Most understand grief as a linear process, as if you go through stages one by one and at the end of it you reach acceptance and you are ‘recovered’. Most bereaved people will tell you this is not true; that your grief will be with you for life. The process is not linear, for months on end you will be a chaotic mess of every emotion you ever thought it was possible to feel. I am still there. Others who are bereaved in the same way tell me that one day it will feel less intense. They never use the words recovered or better, they simply say the pain will be less intense… and all I can do right now is put my faith in their words and hope.
Something about being a student of psychology meant it was the theory I first turned to. I started reading everything I could lay my hands on about the stages of grief because I desperately needed something solid to hold onto, for something to make sense in a world that had crashed around me. I have never thought of myself as a logical brained person yet suddenly it is all I sought. I read about the stages of grief and the words were meaningless to me. They were not what I felt.
No one tells you that the so called ‘anger stage’ isn’t as simple as being directly angry at the world or unfairness of it all, although of course you are… one day you will just notice this negative energy coursing through your veins and you will feel your body tense up and your fist might clench unexpectedly and your body will not know how to react. No one tells you that it hits you time and time again that your loved one is gone. It hits you on every level so many times. Acceptance is not as simple as the logical knowledge that he is gone. In your nightmares you will search for him as though he is simply lost, or as if he died but came back and you will scream at him in your dream that he died once already, he cannot go running because you lost him once already and you will do not it again. You will wait for him to come back in some form. Some days you will tuck knowledge away in your brain as if you can tell him about it a later date.

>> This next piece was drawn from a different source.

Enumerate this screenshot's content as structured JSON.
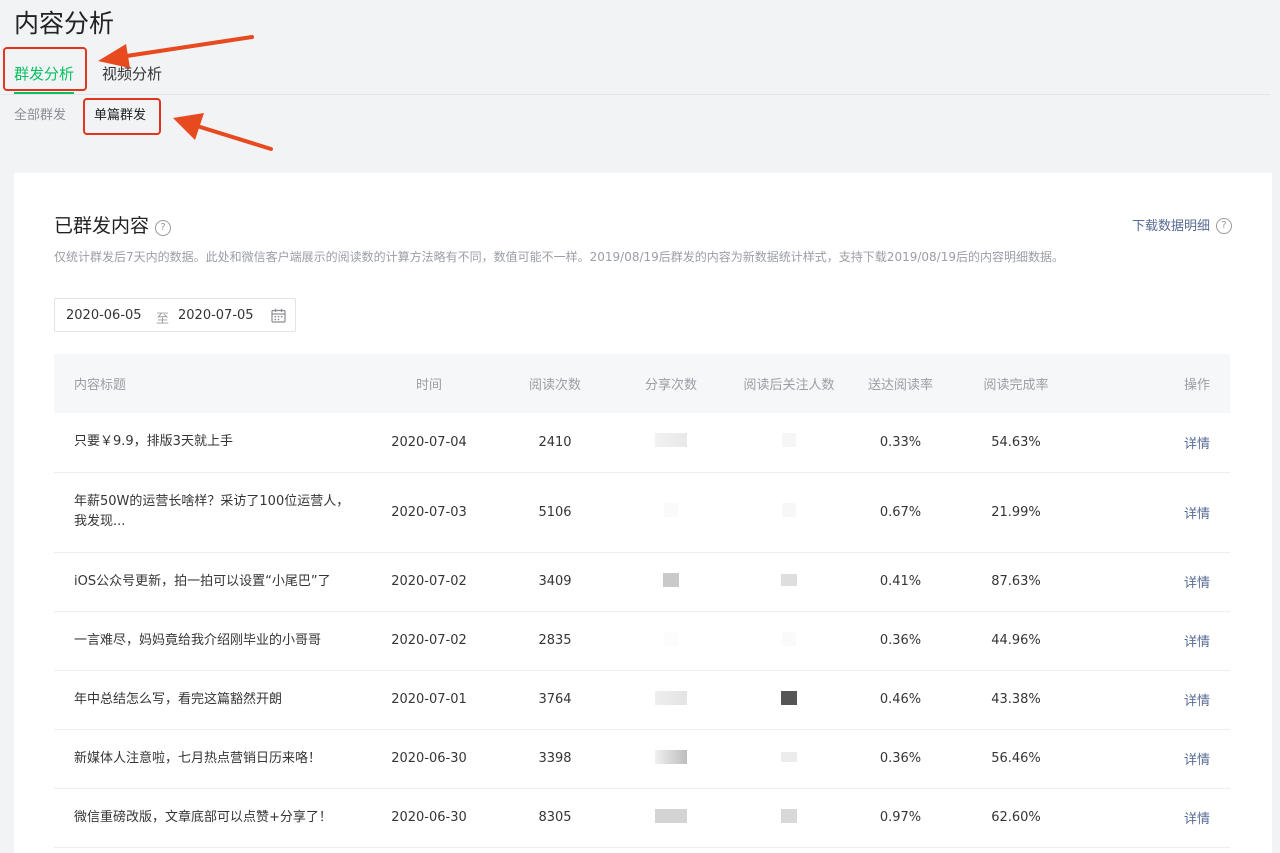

Every minute of every day something could come along and unexpectantly stab you in the heart with this fresh pain. It hits over and over and over. Six months on and it can still hit me that this has really happened.
I had no knowledge at all of how physical grief would be, I suppose this is why I have written this.
“The reality is that you will grieve forever. You will not ‘get over’ the loss of a loved one; you will learn to live with it. You will heal and you will rebuild yourself around the loss you have suffered. You will be whole again but you will never be the same. Nor should you be the same nor would you want to.”